Platform Independent

The Semantic Web: It's Whom You Know


Even though we experienced plenty of information overload before the Web, hearts were racing throughout the mid-1990s simply because the Web was making so many resources available. Now, of course, our affections have gotten a bit bruised and we've confronted the Web with the need to help us sort and organize those resources as well.

Hence the concept of the Semantic Web. Using XML and other recently developed technologies, authors and designers formally tag text and objects so that automated agents can offload some of our information overload.

If it's done right, the Semantic Web would be accompanied by widespread knowledge management. This means, for instance, that if you started a Web search with the goal of simplifying your process of computer programming, you would be directed to various design concepts such as real-world modeling, and thence to specific techniques such as inheritance and subclassing. A rather abstract overview of knowledge management can be found in the February 2002 issue of Communications of the ACM, under the term "ontology."

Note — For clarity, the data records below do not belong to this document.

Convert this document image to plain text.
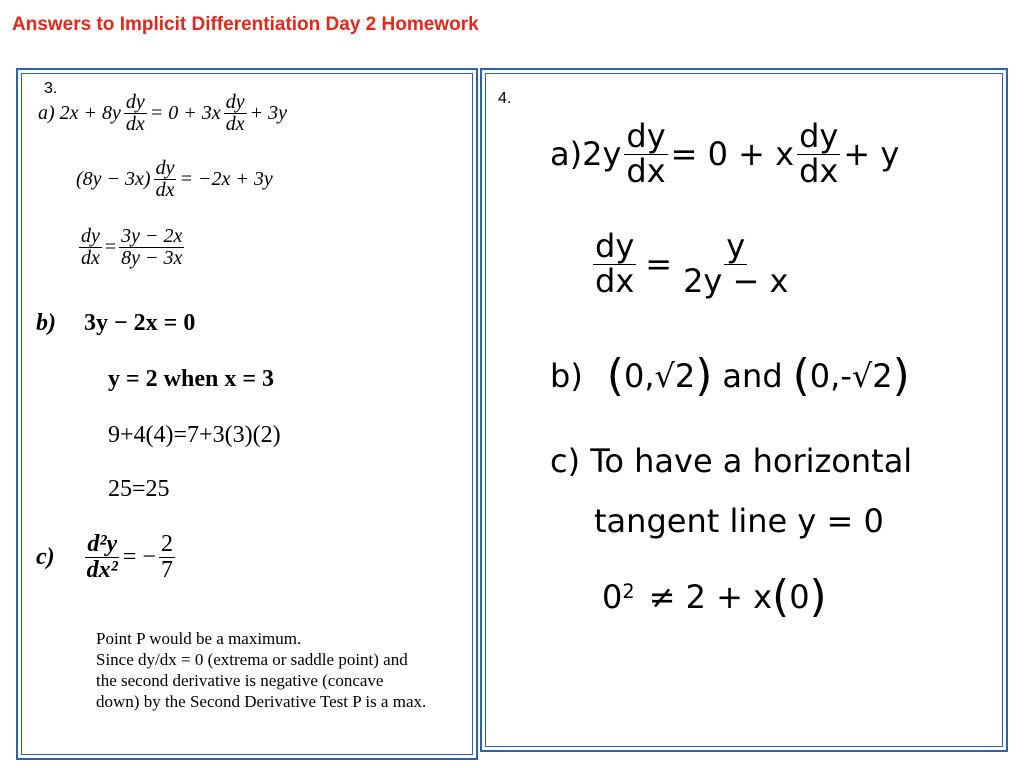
Answers to Implicit Differentiation Day 2 Homework
3.
a)
$2x + 8y \frac{dy}{dx} = 0 + 3x \frac{dy}{dx} + 3y$
$(8y - 3x) \frac{dy}{dx} = -2x + 3y$
$\frac{dy}{dx} = \frac{3y - 2x}{8y - 3x}$
b) 3y − 2x = 0
y = 2 when x = 3
9+4(4)=7+3(3)(2)
25=25
$c) \frac{\text{d²y}}{\text{dx²}}$ = − $\frac{2}{7}$
Point P would be a maximum.
Since dy/dx = 0 (extrema or saddle point) and
the second derivative is negative (concave
down) by the Second Derivative Test P is a max.
4.
$a)2y \frac{dy}{dx} = 0 + x \frac{dy}{dx} + y$
$\frac{dy}{dx} = \frac{y}{2y - x}$
b) ( 0,√2 ) and ( 0,-√2 )
c) To have a horizontal
tangent line y = 0
$0^2 \ne 2 + x$ ( 0 )
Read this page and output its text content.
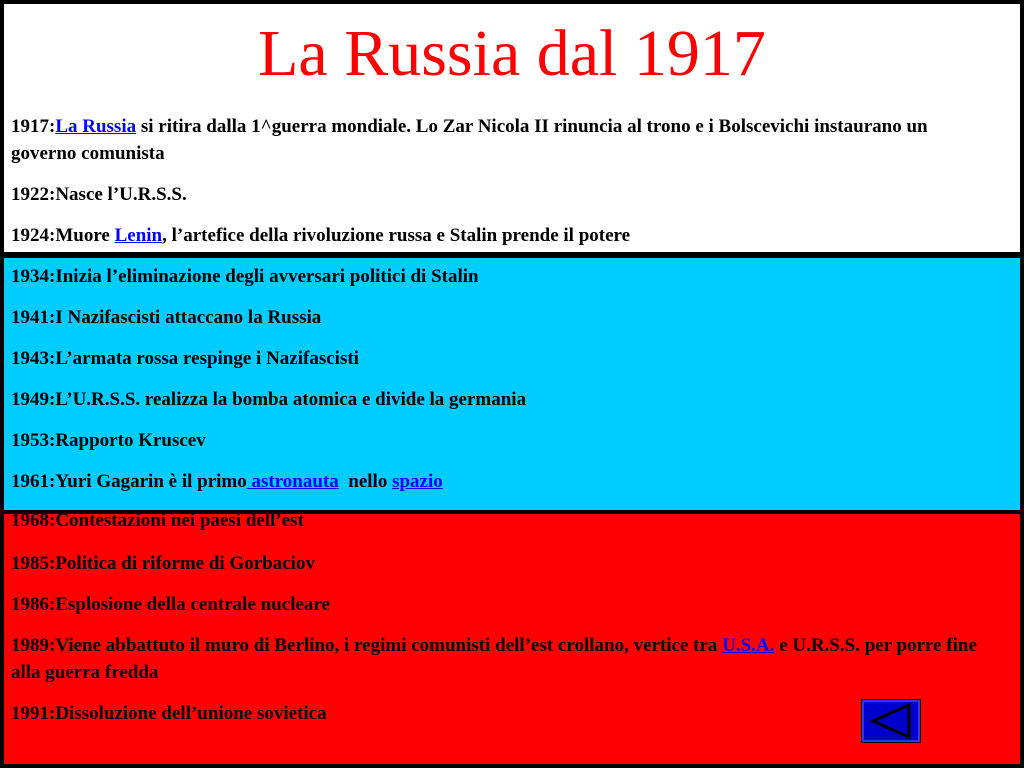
La Russia dal 1917
1917:La Russia si ritira dalla 1^guerra mondiale. Lo Zar Nicola II rinuncia al trono e i Bolscevichi instaurano un governo comunista
1922:Nasce l’U.R.S.S.
1924:Muore Lenin, l’artefice della rivoluzione russa e Stalin prende il potere
1934:Inizia l’eliminazione degli avversari politici di Stalin
1941:I Nazifascisti attaccano la Russia
1943:L’armata rossa respinge i Nazifascisti
1949:L’U.R.S.S. realizza la bomba atomica e divide la germania
1953:Rapporto Kruscev
1961:Yuri Gagarin è il primo astronauta  nello spazio
1968:Contestazioni nei paesi dell’est
1985:Politica di riforme di Gorbaciov
1986:Esplosione della centrale nucleare
1989:Viene abbattuto il muro di Berlino, i regimi comunisti dell’est crollano, vertice tra U.S.A. e U.R.S.S. per porre fine alla guerra fredda
1991:Dissoluzione dell’unione sovietica
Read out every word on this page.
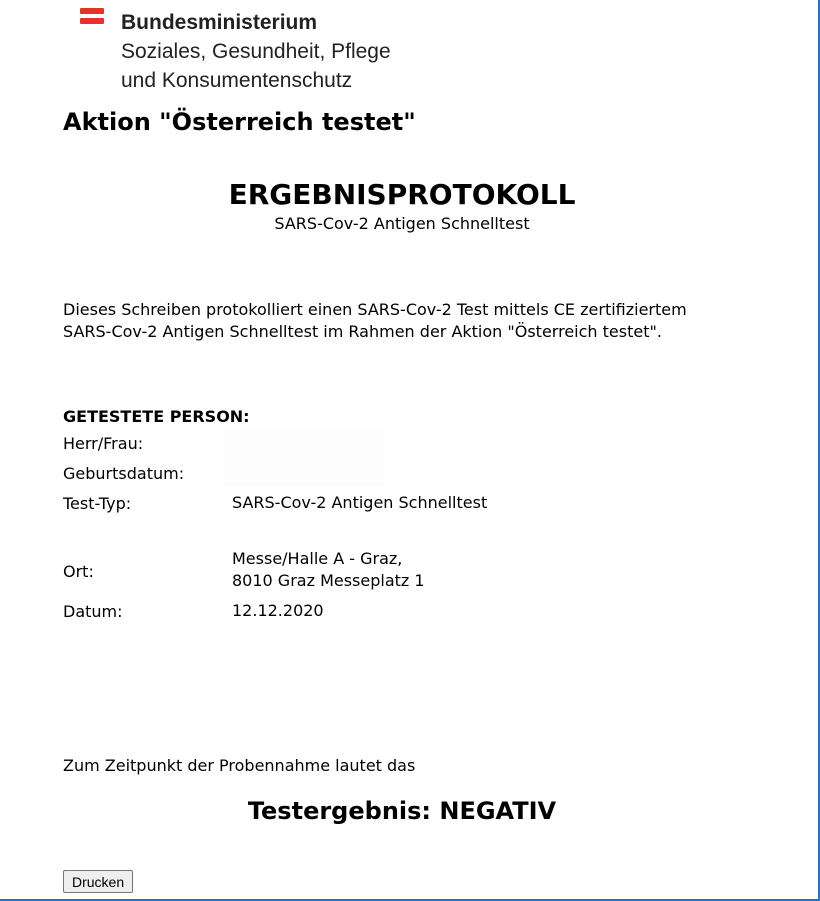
Bundesministerium
Soziales, Gesundheit, Pflege
und Konsumentenschutz
Aktion "Österreich testet"
ERGEBNISPROTOKOLL
SARS-Cov-2 Antigen Schnelltest
Dieses Schreiben protokolliert einen SARS-Cov-2 Test mittels CE zertifiziertem SARS-Cov-2 Antigen Schnelltest im Rahmen der Aktion "Österreich testet".
GETESTETE PERSON:
Herr/Frau:
Geburtsdatum:
Test-Typ:	SARS-Cov-2 Antigen Schnelltest
Ort:
Messe/Halle A - Graz,
8010 Graz Messeplatz 1
Datum:	12.12.2020
Zum Zeitpunkt der Probennahme lautet das
Testergebnis: NEGATIV
Drucken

I used to have high hopes for knowledge management; in one article I even suggested (admittedly tongue in cheek) that library science would become the next hot job category. But there's no reason why librarians wouldn't become the next hot job category if the Semantic Web really depended on the formal organization of information. Why hasn't this happened? And why are there so few Web pages in XML or applications that handle them? Will the SOAP/Schema/XSLT/RDF syndicate succeed in transporting us safely across the ocean of information?

I would like it to be so, but now I wonder. As our long-tossed boat approaches the semantic shore, I can sense danger hidden in the vegetation.

Problems With Current Notions

The more you delve into formalizing a semantic system, the more complex it gets. Order recedes like the proverbially chased rainbow.

We may be able to design a system that distinguishes a "child" or "class" as a computer concept, so you don't come across Web pages for Montessori schools while performing your search for programming techniques. But even in the field of programming there are many "children."

A radio button is the child of a generic button, in the sense that you create a subclass of the generic button class in order to design your radio button. But the radio button is also the child of the form that contains it in the graphical design. I'm sure that the erudite knowledge managers have found plans for handling such complexity, but I don't know whether search-engine makers can carry out those plans or whether users know how to derive benefit from the complex search engines that would result.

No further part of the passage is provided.